Generation of squeezed light vacuum enabled by coherent population trapping

y We demonstrate the possibility to generate squeezed vacuum states of light by four wave mixing (FWM) enabled coherent population trapping in a metastable helium cell at room temperature. Contrary to usual FWM far detuned schemes, we work at resonance with an atomic transition. We investigate the properties of such states and show that the noise variances of the squeezed and anti-squeezed quadratures cannot be explained by the simple presence of losses.
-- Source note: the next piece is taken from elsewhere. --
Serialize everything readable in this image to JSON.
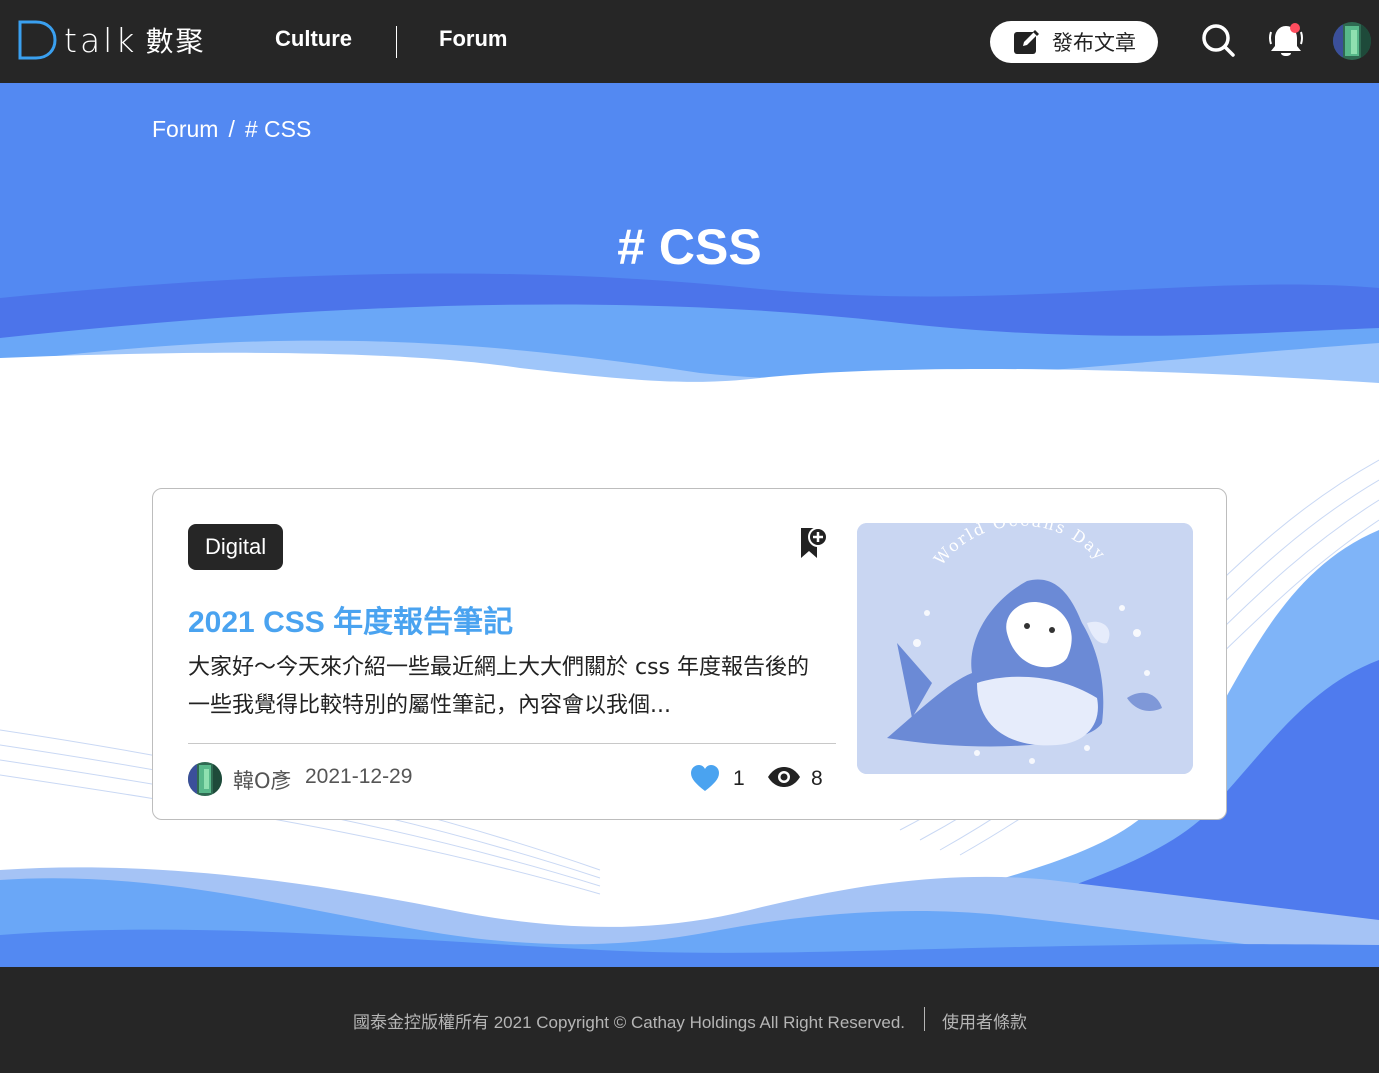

A specific model allows us to demonstrate the role played by spontaneous emitted photons, which experience squeezing while propagation inside of the cell. This theoretical model, which takes into account both residual absorption and spontaneous emission, leads to an excellent agreement with the experimental data without any adjusted parameter. (C) 2021 Optical Society of America under the terms of the OSA Open Access Publishing Agreement

Automated summary

A study demonstrated the generation of squeezed vacuum states of light using four wave mixing at room temperature, working at resonance with an atomic transition. Investigation into the properties of these states showed that the noise variances of the squeezed and anti-squeezed quadratures cannot be explained solely by losses. A theoretical model incorporating residual absorption and spontaneous emission provided an excellent agreement with experimental data without any adjusted parameter.